Lo sta costruendo William Andreani, pesarese con la pelle ormai un po’ più africana che marchigiana, uno che da trent’anni torna qui non per salvarsi l’anima, ma per complicarsela. E questa volta lo fa con un peso in più, che non è solo cemento: il nome di Filippo Santori, suo nipote, che non c’è più.
E allora succede che il dolore, invece di chiudersi, si apre. E diventa una porta.
Il nuovo centro nascerà dentro la Oliviero Primary School, quella scuola che Andreani aveva già contribuito a costruire dodici anni fa con l'associazione Africa Project, quando Ganze era poco più di un punto sulla mappa affascinante, selvaggia e disastrata del Kenya, e molto meno segnalata nelle priorità di chi decide. All’epoca c’erano bambini seduti sui sassi e un albero a fare da tetto. Adesso ci saranno computer, macchinari, perfino un microscopio elettronico – oggetto quasi fantascientifico da queste parti, dove spesso anche una presa di corrente è un lusso.
Trecento studenti. Trecento possibilità di non fermarsi al bordo della strada.
Musica, chimica, fisica, informatica, falegnameria, sartoria, cucina. Un elenco che sembra un catalogo di sogni messi in fila con ordine europeo, ma che qui ha un altro suono: è il rumore di chi prova a non restare fermo. Di chi, magari, un giorno potrà scegliere.

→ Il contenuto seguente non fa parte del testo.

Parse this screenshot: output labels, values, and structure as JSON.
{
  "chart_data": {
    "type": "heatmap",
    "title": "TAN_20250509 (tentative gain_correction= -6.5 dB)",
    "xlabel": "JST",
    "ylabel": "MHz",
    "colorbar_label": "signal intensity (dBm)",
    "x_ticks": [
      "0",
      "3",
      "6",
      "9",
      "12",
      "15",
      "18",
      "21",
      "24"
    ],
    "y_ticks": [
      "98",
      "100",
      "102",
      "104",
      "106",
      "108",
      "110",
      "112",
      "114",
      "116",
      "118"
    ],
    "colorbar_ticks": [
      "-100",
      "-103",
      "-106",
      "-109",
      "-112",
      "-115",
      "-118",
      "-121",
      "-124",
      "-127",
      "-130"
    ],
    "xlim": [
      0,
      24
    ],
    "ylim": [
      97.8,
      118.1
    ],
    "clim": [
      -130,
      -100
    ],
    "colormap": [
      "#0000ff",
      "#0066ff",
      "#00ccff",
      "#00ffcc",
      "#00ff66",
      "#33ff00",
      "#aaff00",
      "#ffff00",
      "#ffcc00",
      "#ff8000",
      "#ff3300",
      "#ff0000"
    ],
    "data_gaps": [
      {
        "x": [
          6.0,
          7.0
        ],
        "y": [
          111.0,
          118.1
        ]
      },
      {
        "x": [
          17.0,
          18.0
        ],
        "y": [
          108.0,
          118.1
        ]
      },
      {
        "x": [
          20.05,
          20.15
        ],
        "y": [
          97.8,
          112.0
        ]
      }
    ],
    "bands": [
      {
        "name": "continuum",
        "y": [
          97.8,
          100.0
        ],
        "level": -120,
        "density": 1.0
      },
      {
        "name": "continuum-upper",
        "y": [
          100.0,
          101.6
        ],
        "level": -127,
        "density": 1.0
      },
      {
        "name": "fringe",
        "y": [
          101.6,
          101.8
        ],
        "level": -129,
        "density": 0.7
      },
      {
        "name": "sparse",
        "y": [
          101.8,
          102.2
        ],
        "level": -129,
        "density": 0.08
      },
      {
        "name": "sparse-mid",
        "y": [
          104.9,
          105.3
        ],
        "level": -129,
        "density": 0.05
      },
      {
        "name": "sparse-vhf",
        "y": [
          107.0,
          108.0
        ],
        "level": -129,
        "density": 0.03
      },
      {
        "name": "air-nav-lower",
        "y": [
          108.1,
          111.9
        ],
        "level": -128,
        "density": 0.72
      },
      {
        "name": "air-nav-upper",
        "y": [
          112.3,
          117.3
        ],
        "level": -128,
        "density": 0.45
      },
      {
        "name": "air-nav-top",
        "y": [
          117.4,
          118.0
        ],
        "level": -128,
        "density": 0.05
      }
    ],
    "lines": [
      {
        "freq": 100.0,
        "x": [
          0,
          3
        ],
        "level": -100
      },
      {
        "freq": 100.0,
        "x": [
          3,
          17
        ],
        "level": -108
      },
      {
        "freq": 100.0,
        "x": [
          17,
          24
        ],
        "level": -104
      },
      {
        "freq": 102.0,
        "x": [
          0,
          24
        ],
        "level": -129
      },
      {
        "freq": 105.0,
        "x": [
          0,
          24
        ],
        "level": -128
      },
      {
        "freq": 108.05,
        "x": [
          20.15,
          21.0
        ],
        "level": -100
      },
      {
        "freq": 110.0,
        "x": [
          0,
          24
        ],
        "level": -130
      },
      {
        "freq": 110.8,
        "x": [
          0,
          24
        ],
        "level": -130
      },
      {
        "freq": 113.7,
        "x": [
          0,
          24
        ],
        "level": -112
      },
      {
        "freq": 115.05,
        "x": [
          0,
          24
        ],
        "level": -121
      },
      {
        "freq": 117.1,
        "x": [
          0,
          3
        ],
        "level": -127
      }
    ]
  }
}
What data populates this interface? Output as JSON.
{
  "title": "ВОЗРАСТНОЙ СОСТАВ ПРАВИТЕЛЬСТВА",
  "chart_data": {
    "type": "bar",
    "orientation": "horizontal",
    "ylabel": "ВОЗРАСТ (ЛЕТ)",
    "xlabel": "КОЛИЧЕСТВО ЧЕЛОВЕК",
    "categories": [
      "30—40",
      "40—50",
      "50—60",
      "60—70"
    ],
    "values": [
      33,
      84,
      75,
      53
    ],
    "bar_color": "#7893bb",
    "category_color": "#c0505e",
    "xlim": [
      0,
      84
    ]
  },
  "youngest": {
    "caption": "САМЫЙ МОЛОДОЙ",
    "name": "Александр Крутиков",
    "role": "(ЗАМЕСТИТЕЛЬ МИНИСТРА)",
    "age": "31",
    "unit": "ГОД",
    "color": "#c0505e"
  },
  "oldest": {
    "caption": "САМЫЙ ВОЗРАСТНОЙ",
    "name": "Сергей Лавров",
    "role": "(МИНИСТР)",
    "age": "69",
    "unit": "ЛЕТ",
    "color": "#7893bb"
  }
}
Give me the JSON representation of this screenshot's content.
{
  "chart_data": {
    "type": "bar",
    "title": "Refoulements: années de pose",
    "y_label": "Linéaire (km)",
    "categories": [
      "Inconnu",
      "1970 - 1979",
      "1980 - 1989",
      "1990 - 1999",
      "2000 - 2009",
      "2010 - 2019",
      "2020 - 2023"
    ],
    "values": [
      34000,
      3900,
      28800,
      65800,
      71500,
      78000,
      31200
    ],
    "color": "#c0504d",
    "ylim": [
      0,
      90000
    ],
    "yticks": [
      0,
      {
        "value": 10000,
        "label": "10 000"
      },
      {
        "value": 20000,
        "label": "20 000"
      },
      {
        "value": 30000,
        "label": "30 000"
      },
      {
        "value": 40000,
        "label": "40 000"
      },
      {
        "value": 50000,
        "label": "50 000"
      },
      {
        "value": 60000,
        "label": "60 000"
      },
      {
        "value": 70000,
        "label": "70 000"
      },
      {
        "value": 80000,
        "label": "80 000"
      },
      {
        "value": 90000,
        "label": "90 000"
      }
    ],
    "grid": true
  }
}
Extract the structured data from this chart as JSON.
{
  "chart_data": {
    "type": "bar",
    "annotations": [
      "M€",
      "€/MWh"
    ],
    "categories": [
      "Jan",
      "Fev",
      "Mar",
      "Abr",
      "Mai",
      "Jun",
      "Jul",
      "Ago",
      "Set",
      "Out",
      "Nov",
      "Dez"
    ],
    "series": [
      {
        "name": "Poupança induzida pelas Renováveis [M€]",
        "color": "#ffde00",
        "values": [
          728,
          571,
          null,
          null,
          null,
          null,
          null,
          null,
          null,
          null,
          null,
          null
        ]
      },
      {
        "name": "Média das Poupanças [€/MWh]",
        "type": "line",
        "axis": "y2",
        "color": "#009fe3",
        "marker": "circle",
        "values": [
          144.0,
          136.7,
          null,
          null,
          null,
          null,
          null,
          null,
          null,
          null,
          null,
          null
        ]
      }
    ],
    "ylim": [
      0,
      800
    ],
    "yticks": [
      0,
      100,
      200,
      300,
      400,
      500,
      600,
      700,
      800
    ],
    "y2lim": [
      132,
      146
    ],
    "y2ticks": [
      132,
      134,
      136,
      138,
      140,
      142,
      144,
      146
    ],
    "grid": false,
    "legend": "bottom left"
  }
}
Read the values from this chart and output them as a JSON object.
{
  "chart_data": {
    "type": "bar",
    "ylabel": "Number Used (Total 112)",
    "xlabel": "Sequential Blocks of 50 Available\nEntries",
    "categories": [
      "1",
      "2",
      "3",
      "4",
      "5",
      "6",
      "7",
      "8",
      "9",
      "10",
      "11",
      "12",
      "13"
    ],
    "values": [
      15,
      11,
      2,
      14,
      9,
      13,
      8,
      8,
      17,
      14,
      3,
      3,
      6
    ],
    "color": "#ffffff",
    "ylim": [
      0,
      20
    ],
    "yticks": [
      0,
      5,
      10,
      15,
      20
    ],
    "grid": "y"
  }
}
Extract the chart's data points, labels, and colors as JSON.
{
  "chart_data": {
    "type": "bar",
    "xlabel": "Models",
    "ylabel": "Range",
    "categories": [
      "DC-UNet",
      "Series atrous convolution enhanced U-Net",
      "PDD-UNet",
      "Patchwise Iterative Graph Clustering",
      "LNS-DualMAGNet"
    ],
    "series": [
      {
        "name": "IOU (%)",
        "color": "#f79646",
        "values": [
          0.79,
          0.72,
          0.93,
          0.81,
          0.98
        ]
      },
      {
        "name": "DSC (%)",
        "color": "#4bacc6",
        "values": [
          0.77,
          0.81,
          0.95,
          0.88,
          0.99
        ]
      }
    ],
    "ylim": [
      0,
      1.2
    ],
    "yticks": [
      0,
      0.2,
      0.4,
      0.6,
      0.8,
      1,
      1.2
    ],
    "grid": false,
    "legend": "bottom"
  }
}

Perché è questo il punto che sfugge a chi guarda l’Africa da lontano: non è la mancanza di talento, né di voglia. È la mancanza di alternative.
La storia, in fondo, è sempre quella. Quattordici anni fa Andreani entra nel villaggio del suo cuoco, Katana. Va a vedere la scuola dove aveva studiato: un maestro, qualche pietra, e quell’albero che in Africa fa un po’ tutto – ombra, aula, rifugio e illusione. E lì promette. Promette ai bambini e forse anche a se stesso.
In un Paese dove le promesse sono spesso una moneta svalutata, lui ha deciso di pagarle tutte, una alla volta.
Sei aule, un ambulatorio con un medico una volta a settimana. E adesso questo nuovo edificio, autorizzato dal Ministero dell’Educazione – che già di per sé è un piccolo miracolo amministrativo, quasi quanto il microscopio.
Ma la differenza, quella vera, non sta nei muri.
Sta nel fatto che qualcuno ha deciso di legare una perdita personale a un guadagno collettivo. Che un nome, invece di restare inciso su una lapide lontana, finirà pronunciato ogni giorno da bambini che forse non sapranno nemmeno chi era Filippo, ma useranno il suo nome per imparare a costruire qualcosa.
E in un posto come Ganze, dove il futuro spesso arriva in ritardo o si perde per strada, anche questo è un modo per tenerlo vivo.
Non cambierà il Kenya, ovviamente. Non basterà a sistemare un sistema educativo che arranca tra fondi mancanti e classi sovraffollate. Non fermerà la fuga dei cervelli né riempirà tutte le sedie vuote.